I think that this is all to the good. If the right wing thinks that I’m a leftist provocateur, and the left are convinced that I’m a covert right-wing operative, then my credentials as an unclassifiable iconoclast are reasonably secure.

marquer added these pithy words on 04 May 06 at 6:05 am

The United STATES? BAd disaster and inane response do not make a failed state. It is China that fits the bill on this one, and the implications are global. Sitting on an ongoing ecological disaster, 350,000,000 million people are moving to the Eastern cities. The recent crackdowns on dissent are gaining in intensity, the gap between haves and have nots continues to grow.

The herald economic growth is unsustainable and the first signs of decline are begininng to show.
There is no outlet for grievances, a pressure cooker building to the explosion.
An alternative exists which terrifies Beijing, in Taiwan the citizens can vote and determine who leads them. This is a huge threat to Beijing. Chinese citizens are now aware of an alternative!
The internet and IT is the external threat ripping at the governments authority.

The failure of China and the damage to its 5000 years of civilazation would be an enourmous loss. But the damage to the world economic system would be devastating! Sorry for the incoherent post, just got off the Beijing to Yantai trainand rode standing room so I have not sit down or slept in 24 hours.

Ron Patterson added these pithy words on 04 May 06 at 10:09 am

Elizabeth said:
Younghusband- There’s a reason why some of us wouldn’t attempt to make such a index, knowing how foolish and vain it would be to assume we could quantify chaos and anarchy on a global scale and make comparisons.

Obviously there is no such thing as a perfect model, but even a general idea of where states are — and which direction they are going — could be an invaluable tool for policymakers. Difficult yes, “foolish and vain” I disagree. Models and indices can provide points of reference that are not arbitrary, even if they lack a certain pinpoint accuracy. There is only so much aid and development money going around, and being able to see how well a country is tracking, and where money could be best spent, could help prevent wasted cash and assist in making an actual difference.

The problem with the FP model is that it doesn’t seem to measure state failure as much as it measures the perception of state failure.

Younghusband added these pithy words on 04 May 06 at 9:24 pm

The United STATES? BAd disaster and inane response do not make a failed state. It is China that fits the bill on this one, and the implications are global.

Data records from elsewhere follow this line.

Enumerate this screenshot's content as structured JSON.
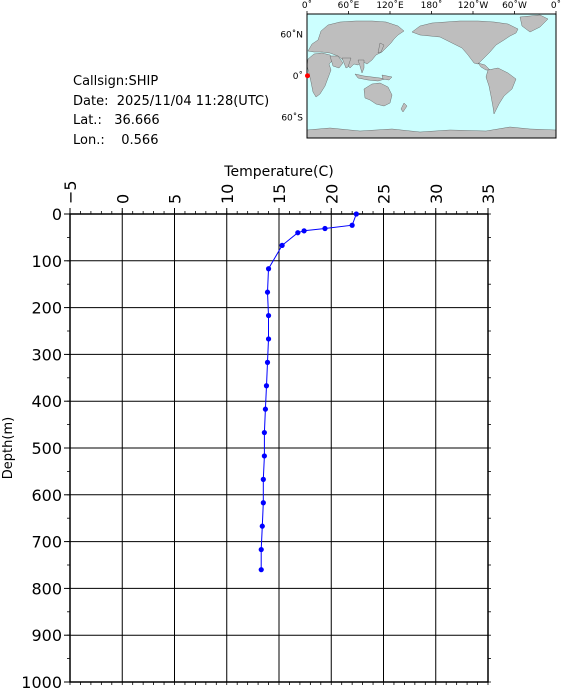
{
  "station": {
    "callsign_text": "Callsign:SHIP",
    "date_text": "Date:  2025/11/04 11:28(UTC)",
    "lat_text": "Lat.:   36.666",
    "lon_text": "Lon.:    0.566"
  },
  "map": {
    "lon_labels": [
      "0˚",
      "60˚E",
      "120˚E",
      "180˚",
      "120˚W",
      "60˚W",
      "0˚"
    ],
    "lat_labels": [
      "60˚N",
      "0˚",
      "60˚S"
    ],
    "ocean_color": "#ccffff",
    "land_color": "#bebebe",
    "marker_color": "#ff0000"
  },
  "chart_data": {
    "type": "line",
    "xlabel": "Temperature(C)",
    "ylabel": "Depth(m)",
    "xlim": [
      -5,
      35
    ],
    "ylim": [
      0,
      1000
    ],
    "x_ticks": [
      "−5",
      "0",
      "5",
      "10",
      "15",
      "20",
      "25",
      "30",
      "35"
    ],
    "y_ticks": [
      "0",
      "100",
      "200",
      "300",
      "400",
      "500",
      "600",
      "700",
      "800",
      "900",
      "1000"
    ],
    "grid": true,
    "series_color": "#0000ff",
    "points": [
      {
        "temp": 22.4,
        "depth": 0
      },
      {
        "temp": 22.0,
        "depth": 24
      },
      {
        "temp": 19.4,
        "depth": 31
      },
      {
        "temp": 17.4,
        "depth": 36
      },
      {
        "temp": 16.8,
        "depth": 40
      },
      {
        "temp": 15.3,
        "depth": 67
      },
      {
        "temp": 14.0,
        "depth": 117
      },
      {
        "temp": 13.9,
        "depth": 167
      },
      {
        "temp": 14.0,
        "depth": 217
      },
      {
        "temp": 14.0,
        "depth": 267
      },
      {
        "temp": 13.9,
        "depth": 317
      },
      {
        "temp": 13.8,
        "depth": 367
      },
      {
        "temp": 13.7,
        "depth": 417
      },
      {
        "temp": 13.6,
        "depth": 467
      },
      {
        "temp": 13.6,
        "depth": 517
      },
      {
        "temp": 13.5,
        "depth": 567
      },
      {
        "temp": 13.5,
        "depth": 617
      },
      {
        "temp": 13.4,
        "depth": 667
      },
      {
        "temp": 13.3,
        "depth": 717
      },
      {
        "temp": 13.3,
        "depth": 760
      }
    ]
  }
}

I’m entirely ready to discuss China as a potentially failed state in the making. In fact, it’s hard to find large countries these days which do not qualify on that count!

The failure of China and the damage to its 5000 years of civilazation would be an enourmous loss. But the damage to the world economic system would be devastating! Sorry for the incoherent post, just got off the Beijing to Yantai trainand rode standing room so I have not sit down or slept in 24 hours.

Would be fascinated to hear more of your impressions once you are rested.

If China goes down, the US economy will do badly out of the bargain. We are addicted to inflows of cheap foreign capital to subsidize our bad habits. And much of that is theirs.